I welcome us to challenge the notion that we have to keep others happy and healthy before we do the same for ourselves.
I invite us to start questioning wanting to be busy all the time as a trauma response, and to deepen our sense of wellbeing by simply reveling in being, rather than doing.
My work involves welcoming activists, women, men and queer folk to practice trauma-informed approaches, beginning with the self. According to leading trauma practitioner Dr. Gabor Maté, in order to hold space for the trauma we are born into or experience, we are invited to make the paradigm shift from “what is wrong with her/him?” to “what has she/he survived, been through?” Starting with the self, we can cultivate deeper self-trust and self- compassion by not rushing to assume something is wrong with us or needs fixing, but rather needs attention and care. One way of tending to ourselves is mindfulness, and as leading psychologist Dr. Thema Bryant puts it, “we mistake it as a tool to be more productive, to increase one’s focus, or to improve one’s health. The gift of spiritual awareness in the present moment is much more valuable than a path to gain more things (money, years, reputation, etc.). It is a way of perpetually living with an awareness of all that is.”
We can be more radically kind to ourselves by talking to ourselves the way we would to a best friend, and by extending the same love and affection and forgiveness we would to a friend, a child, a loved one. Interrupting a negative, self-loathing thought with a thought on gratitude or self-forgiveness is one way to cultivate an internal, personal safe space. Scheduling moments of pause through phone alarms also reminds us to take time to pause during hectic days, for just one minute a day.
Eventually our mindfulness practice will deepen.
When we are in tune with ourselves, compassion flows freely. We are no longer trying to perform for others or be several people in one, we are organically ourselves.

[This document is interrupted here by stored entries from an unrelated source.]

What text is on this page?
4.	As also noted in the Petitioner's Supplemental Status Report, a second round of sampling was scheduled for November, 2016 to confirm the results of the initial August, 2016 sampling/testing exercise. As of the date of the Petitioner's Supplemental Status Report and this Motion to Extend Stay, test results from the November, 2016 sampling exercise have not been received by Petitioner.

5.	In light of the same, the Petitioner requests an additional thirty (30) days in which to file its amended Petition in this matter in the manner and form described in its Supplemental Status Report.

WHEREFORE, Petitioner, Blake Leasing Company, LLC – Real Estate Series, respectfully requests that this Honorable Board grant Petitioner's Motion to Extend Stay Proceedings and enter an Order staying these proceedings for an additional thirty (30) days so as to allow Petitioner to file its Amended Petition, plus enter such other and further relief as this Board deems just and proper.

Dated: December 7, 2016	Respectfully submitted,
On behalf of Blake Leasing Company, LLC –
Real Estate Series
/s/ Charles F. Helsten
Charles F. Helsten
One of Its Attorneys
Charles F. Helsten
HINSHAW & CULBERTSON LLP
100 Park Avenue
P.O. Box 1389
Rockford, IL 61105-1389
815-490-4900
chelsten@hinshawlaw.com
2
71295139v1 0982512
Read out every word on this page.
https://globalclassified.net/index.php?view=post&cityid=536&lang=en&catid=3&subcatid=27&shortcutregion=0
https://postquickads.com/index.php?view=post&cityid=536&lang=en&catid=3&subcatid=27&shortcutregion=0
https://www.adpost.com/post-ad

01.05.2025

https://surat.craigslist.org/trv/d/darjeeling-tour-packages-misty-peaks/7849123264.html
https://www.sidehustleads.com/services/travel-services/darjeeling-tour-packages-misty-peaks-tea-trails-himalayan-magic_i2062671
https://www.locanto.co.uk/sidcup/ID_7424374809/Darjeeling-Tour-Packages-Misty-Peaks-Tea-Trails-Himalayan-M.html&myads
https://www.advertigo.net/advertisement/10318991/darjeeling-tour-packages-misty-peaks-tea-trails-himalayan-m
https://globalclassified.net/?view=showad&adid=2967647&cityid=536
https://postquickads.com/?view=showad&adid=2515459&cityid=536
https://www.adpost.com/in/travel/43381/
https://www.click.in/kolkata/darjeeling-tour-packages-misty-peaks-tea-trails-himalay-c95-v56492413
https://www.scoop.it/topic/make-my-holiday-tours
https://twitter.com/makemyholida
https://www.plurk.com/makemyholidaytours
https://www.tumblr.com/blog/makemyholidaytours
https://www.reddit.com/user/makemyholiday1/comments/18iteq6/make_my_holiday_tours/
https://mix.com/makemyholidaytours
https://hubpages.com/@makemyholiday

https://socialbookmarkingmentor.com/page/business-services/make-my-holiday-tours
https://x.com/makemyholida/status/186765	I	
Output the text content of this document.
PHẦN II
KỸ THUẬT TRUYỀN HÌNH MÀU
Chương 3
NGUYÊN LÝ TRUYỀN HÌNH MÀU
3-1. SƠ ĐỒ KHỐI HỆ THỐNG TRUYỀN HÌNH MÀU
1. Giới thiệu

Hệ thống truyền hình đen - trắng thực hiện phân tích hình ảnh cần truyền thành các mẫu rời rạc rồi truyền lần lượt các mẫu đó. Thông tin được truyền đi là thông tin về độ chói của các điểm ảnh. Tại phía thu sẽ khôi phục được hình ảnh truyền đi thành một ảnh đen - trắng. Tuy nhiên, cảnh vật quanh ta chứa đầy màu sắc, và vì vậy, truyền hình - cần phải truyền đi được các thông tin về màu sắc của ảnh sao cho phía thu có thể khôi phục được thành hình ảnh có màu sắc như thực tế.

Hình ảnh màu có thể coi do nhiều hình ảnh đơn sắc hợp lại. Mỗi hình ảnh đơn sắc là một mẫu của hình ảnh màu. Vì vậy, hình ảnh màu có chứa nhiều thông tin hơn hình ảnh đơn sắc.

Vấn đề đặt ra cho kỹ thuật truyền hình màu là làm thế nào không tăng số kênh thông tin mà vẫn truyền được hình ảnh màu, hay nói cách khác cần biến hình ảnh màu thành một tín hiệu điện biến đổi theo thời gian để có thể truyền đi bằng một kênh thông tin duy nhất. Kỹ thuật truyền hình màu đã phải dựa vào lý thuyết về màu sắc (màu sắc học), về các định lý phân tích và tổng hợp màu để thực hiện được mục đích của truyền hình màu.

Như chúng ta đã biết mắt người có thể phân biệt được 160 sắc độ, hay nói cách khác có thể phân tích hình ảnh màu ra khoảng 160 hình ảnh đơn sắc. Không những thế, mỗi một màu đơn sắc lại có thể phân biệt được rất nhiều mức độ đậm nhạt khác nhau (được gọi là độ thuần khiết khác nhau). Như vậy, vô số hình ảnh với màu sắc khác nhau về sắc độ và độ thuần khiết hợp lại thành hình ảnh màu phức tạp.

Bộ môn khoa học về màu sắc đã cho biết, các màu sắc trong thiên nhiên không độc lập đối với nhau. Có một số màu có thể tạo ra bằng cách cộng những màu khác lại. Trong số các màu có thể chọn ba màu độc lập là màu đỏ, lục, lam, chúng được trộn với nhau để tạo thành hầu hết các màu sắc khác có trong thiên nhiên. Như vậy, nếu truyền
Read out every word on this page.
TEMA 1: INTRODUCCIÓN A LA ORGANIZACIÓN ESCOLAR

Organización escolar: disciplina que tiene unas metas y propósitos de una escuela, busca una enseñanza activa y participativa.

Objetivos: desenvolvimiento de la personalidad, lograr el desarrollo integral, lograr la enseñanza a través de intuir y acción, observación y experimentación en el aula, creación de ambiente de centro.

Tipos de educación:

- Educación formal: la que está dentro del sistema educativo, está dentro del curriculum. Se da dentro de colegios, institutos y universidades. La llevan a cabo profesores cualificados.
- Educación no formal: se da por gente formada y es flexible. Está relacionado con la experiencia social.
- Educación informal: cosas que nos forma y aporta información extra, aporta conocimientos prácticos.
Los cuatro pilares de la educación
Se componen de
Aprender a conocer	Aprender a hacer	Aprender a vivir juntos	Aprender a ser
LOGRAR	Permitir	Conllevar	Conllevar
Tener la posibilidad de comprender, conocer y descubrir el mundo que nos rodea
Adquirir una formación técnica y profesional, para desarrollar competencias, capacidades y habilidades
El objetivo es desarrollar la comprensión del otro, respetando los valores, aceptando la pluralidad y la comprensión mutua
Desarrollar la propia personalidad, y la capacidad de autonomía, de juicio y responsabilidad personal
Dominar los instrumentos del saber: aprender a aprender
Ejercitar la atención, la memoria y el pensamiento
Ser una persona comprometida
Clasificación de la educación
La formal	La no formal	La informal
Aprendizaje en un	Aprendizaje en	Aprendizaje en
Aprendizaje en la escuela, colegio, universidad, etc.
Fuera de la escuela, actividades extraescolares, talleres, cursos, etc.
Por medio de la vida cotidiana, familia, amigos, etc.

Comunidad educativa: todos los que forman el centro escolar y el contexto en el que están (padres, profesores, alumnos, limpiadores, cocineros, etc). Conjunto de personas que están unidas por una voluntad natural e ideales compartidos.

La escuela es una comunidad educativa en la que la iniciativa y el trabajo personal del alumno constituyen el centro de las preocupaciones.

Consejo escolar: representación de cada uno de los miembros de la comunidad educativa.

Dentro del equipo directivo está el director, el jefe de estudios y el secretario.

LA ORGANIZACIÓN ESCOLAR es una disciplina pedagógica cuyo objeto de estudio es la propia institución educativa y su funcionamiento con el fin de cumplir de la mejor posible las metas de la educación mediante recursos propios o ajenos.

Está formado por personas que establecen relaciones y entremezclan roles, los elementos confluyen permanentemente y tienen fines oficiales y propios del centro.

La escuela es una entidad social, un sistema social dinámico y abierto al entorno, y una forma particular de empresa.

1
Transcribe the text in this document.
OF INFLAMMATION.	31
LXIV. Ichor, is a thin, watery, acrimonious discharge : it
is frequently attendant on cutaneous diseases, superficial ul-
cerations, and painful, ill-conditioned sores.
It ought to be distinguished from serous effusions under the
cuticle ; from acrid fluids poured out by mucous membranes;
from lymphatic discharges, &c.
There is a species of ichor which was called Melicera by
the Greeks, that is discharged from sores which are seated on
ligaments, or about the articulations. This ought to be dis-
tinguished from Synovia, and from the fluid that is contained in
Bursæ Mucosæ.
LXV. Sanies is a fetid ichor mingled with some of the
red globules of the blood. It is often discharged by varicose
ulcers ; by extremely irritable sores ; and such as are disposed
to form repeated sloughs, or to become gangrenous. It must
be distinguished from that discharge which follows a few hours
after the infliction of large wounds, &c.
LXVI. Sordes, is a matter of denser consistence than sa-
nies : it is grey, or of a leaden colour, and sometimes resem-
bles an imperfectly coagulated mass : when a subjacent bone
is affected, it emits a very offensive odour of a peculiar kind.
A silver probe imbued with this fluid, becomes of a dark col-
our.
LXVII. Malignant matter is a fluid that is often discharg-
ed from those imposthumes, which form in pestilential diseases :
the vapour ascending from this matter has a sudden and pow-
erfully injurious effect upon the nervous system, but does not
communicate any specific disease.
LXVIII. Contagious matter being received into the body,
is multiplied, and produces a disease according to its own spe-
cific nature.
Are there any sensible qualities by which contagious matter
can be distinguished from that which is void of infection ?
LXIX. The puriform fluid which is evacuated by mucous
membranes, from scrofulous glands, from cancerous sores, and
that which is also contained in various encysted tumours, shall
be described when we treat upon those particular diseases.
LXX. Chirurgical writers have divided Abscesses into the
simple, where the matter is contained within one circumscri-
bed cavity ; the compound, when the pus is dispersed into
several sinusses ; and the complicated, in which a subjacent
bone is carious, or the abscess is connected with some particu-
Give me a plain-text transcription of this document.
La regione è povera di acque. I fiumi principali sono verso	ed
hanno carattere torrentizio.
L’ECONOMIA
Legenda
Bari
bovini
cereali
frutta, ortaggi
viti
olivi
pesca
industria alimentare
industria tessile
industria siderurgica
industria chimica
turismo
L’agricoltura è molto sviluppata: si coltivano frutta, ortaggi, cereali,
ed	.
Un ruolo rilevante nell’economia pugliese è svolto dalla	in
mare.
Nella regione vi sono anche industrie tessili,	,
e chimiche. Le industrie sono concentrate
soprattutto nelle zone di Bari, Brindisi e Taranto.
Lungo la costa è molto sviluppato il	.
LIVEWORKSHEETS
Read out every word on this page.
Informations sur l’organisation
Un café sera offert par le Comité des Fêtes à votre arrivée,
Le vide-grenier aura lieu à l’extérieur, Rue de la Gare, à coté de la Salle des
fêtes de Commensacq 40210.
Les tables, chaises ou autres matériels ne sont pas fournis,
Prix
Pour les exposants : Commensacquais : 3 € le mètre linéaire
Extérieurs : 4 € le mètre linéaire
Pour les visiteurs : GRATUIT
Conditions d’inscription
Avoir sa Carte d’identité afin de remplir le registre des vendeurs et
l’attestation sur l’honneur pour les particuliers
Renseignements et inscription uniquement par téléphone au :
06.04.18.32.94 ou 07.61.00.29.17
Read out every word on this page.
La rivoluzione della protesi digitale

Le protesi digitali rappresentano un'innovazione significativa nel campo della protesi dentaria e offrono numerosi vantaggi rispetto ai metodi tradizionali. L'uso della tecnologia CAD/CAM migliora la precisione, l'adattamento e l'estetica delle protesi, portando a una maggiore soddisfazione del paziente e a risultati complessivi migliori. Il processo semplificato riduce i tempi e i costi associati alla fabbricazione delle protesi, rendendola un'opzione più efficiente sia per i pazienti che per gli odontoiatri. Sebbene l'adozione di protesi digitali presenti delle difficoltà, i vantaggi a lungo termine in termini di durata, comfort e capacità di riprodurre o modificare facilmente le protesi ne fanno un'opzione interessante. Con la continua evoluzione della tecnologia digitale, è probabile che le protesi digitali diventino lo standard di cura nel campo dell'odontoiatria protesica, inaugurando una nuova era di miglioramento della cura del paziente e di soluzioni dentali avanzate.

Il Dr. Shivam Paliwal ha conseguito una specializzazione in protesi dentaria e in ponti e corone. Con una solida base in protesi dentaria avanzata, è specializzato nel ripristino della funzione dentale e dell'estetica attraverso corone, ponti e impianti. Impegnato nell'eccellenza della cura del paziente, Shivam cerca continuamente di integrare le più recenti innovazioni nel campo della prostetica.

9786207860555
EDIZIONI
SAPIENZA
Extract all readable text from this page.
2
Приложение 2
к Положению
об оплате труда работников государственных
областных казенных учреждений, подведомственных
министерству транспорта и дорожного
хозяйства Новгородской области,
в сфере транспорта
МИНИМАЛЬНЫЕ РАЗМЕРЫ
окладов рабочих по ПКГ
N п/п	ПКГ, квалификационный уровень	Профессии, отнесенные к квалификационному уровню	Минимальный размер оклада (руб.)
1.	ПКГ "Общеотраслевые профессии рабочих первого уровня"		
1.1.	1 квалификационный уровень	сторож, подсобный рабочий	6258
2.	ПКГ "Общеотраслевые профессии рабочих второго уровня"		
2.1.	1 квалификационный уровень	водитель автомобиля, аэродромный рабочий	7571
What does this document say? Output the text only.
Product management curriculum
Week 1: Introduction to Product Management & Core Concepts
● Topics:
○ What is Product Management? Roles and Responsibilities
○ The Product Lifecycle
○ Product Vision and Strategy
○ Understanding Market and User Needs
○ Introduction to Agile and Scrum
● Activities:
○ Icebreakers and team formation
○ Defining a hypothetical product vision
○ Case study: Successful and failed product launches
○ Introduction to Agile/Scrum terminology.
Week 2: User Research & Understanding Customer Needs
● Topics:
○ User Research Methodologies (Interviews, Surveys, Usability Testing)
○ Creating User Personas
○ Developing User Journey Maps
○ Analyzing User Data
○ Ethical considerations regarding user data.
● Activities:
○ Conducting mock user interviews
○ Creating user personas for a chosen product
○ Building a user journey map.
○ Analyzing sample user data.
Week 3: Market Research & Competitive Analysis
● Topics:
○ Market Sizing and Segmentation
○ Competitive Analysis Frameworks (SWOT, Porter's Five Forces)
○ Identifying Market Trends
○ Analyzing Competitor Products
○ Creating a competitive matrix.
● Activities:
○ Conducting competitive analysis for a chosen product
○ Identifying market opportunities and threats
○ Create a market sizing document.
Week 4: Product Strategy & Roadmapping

Nour Ghaddar is a Ghanaian-Lebanese-American gender-justice activist, gender-based violence survivor advocate and researcher, and mental health counselor-in-training, as well as a communications strategist committed to researching into and writing about the ways our media, health and educational systems dialogue and decision-make around violence against women and girls, men and boys. Her work in behavioral change communications and community mobilization centers the gendered ways we respond to and report on violence in all of its forms, uncovering the value of compassionate-based mental health and psychosocial support. Her purpose-led work covers the intersection between women and girl’s empowerment and inclusion, shifting attitudes and behaviors around gender norms, and the ways in which we respond to increasing gender-based violence (GBV), through improving sustainable, accessible, trauma-informed mental health interventions and services, and driving advocacy for survivor inclusion built upon survivors’ contributions.
Nour is also an artist and a writer.